Although there are several seaports in Bangladesh, they are not suitable for mother vessels.
In such a situation, the completion of Matarbari deep sea port will help exploit the potential of blue economy, he said.
Mr Alam, also a retired rear admiral, said the total sea area of Bangladesh is 664 kilometers, but fish is harvested only in 60 kilometers.
Therefore, Bangladesh's share in global fish production is limited to only 2.6 per cent whereas China alone supplies 61 per cent of the world's fish.
"This is another highly potential area for investors," he said.
Talking about the mineral resources, he said despite having sea frontier, there is still a huge amount of offshore oil and gas beyond reach.
"Although several plans have been taken in this regard, it has not come to light. In contrast, Myanmar has already started extracting mineral resources from the near the sea block of Bangladesh," he added.

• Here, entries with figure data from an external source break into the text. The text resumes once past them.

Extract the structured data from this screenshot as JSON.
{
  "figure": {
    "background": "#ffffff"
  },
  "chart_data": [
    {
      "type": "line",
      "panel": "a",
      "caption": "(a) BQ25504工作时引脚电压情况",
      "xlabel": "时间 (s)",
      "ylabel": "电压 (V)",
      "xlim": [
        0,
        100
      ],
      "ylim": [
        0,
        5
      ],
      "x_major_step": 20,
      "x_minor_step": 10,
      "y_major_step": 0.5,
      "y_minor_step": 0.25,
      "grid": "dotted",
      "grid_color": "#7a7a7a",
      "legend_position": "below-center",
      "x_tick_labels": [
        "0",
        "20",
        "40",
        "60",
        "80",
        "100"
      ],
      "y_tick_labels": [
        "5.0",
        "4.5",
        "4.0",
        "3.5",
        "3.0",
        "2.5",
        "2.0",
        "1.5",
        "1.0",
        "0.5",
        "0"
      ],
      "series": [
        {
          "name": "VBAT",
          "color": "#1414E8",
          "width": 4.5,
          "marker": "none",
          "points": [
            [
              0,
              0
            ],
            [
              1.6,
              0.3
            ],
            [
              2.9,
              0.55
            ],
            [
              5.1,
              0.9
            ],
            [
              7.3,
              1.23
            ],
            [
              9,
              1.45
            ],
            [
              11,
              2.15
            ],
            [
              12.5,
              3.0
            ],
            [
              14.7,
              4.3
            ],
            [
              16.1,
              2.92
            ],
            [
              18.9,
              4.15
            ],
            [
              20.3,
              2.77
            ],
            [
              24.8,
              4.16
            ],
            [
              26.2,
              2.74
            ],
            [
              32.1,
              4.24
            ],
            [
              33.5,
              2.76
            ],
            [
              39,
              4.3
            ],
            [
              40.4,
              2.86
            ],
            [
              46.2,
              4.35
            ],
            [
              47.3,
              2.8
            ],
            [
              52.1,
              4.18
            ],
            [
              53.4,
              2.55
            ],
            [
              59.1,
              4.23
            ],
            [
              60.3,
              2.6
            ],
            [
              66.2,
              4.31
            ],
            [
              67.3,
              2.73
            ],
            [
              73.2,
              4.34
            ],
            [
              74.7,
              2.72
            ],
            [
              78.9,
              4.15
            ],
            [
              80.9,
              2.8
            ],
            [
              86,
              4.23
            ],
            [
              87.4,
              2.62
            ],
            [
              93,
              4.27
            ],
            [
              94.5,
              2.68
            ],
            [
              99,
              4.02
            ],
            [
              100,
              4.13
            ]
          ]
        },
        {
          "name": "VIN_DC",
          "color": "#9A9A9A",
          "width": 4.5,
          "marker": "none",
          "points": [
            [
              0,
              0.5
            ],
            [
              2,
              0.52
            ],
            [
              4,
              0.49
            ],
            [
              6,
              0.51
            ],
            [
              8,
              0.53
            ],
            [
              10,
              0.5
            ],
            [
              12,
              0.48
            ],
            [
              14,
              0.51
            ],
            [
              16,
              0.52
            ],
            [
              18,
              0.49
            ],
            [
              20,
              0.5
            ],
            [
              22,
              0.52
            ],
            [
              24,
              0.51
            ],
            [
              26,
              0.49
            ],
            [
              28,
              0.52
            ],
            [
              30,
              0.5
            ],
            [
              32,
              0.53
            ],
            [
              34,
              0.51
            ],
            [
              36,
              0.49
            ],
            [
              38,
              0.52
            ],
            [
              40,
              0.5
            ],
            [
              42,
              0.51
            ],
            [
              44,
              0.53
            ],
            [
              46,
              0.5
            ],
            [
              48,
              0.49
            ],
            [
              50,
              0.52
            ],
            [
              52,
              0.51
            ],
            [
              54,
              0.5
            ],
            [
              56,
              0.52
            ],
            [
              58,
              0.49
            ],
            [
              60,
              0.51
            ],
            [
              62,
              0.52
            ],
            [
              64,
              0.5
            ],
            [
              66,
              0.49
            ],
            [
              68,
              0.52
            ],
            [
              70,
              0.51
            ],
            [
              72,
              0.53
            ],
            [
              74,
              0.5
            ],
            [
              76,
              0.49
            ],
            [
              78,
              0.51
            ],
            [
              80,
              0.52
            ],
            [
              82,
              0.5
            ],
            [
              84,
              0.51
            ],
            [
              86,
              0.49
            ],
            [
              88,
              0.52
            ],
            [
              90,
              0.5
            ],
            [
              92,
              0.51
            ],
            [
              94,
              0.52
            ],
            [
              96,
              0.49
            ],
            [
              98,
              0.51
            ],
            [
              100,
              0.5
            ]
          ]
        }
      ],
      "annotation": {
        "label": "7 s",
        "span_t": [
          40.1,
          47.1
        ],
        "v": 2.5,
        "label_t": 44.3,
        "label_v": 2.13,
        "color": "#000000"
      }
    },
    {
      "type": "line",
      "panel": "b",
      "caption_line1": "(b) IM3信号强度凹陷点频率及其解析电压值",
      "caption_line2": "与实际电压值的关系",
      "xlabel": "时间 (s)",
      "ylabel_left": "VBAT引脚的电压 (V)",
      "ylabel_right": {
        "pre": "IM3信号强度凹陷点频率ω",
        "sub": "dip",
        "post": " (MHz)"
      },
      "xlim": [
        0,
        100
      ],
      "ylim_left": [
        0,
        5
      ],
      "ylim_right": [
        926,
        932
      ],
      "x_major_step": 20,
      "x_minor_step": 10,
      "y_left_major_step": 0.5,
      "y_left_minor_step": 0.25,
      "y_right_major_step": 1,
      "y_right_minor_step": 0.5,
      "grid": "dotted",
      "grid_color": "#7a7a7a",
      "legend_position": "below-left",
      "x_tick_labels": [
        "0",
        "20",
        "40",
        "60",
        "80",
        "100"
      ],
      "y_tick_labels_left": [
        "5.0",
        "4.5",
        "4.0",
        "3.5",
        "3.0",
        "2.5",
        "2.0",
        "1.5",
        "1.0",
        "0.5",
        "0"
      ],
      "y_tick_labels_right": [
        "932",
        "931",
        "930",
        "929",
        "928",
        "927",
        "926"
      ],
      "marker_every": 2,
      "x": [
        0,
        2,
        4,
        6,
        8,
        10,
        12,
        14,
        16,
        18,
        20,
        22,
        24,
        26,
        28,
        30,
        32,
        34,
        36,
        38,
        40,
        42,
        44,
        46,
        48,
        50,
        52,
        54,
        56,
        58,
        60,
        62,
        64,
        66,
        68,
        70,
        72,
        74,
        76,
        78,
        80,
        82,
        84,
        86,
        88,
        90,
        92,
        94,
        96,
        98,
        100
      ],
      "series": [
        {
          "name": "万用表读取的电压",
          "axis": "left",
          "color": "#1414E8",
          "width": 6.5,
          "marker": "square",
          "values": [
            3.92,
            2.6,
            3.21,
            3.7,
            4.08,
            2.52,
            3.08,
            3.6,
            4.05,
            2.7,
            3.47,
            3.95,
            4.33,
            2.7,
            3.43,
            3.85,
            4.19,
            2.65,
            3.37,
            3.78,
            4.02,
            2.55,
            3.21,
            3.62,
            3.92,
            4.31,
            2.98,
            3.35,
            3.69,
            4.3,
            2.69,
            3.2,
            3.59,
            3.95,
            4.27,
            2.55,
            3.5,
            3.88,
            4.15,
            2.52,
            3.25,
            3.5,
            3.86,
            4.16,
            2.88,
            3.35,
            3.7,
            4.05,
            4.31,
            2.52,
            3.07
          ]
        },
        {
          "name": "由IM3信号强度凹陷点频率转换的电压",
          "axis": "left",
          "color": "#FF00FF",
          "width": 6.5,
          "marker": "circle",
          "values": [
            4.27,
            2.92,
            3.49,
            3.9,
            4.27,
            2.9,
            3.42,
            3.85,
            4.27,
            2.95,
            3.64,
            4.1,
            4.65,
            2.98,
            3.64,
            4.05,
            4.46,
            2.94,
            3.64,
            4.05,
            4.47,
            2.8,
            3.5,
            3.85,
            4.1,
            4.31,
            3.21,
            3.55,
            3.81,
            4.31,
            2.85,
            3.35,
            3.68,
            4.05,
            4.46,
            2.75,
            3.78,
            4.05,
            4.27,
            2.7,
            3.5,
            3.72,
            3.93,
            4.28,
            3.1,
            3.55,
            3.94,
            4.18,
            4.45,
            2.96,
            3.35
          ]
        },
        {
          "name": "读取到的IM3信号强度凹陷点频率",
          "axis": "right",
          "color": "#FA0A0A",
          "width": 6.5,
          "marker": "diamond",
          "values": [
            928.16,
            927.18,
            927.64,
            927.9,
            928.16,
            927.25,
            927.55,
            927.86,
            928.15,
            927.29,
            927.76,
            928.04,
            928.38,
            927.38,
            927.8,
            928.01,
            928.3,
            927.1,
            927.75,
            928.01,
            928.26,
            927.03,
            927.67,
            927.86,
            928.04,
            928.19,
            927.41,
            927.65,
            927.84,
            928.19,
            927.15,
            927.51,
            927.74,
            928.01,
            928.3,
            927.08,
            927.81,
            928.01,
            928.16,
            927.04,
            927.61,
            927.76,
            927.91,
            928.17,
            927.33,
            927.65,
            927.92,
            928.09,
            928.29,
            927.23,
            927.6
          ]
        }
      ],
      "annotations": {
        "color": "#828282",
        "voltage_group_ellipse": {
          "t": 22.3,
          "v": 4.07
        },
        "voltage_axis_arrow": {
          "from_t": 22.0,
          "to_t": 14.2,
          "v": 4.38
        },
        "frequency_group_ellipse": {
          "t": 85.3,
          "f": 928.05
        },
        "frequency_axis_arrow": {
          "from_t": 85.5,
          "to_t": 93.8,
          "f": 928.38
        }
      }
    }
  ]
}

Not only fish or mineral resources, rather Ocean Economy may change the whole picture of the economy of Bangladesh.
By utilising the marine resources, various industries including tourism, shipbuilding, deep sea fishing, container, medicine, cosmetics industry can be developed, according to him.
Foreign Affairs Minister Dr AK Abdul Momen said the government is keen to offer a conducive, friendly and safe environment for investment in various sectors in Bangladesh.
Hailing BIDA's one stop services, he said the concern of gaps and weaknesses in some areas as mentioned by some businesses will be relegated. "In future, you will not find this type of weaknesses," he said.
There are plenty of untapped opportunities as the deep sea fishing capacities only reached only around 60 nautical miles.
"I would like to request you to emphasise mariculture in the coastal areas," he said.
Citing statistics of WTO, he said the global market of shipbuilding industry reached US$1600 billion.
"If we can capture 1.0 per cent share, it would be around US$16 billion," he added.
Despite the growing demand, Bangladeshi shipbuilding industry did not grow to the expected level. Recently, the government introduced the Shipbuilding Development Policy 2020 aiming to earn at least US$ 4 billion annually from ship exports from the year of 2021 with creating a facilitating climate for backward industries, he informed.
Chairman of Bangladesh Ocean Going Ship Owners' Association Azam J Chowdhury said Bangladesh needs to have technologies and resources to unlock the potentials hidden in the blue economy.
The more tie-ups of the global companies with Bangladeshi firms can play an instrumental role to this effect, he said.
Former president of Tour Operators Association of Bangladesh Taufiq Uddin Ahmed suggested that the government bring all the services required in tour operations under one umbrella to encourage more leisure trips of international tourists here.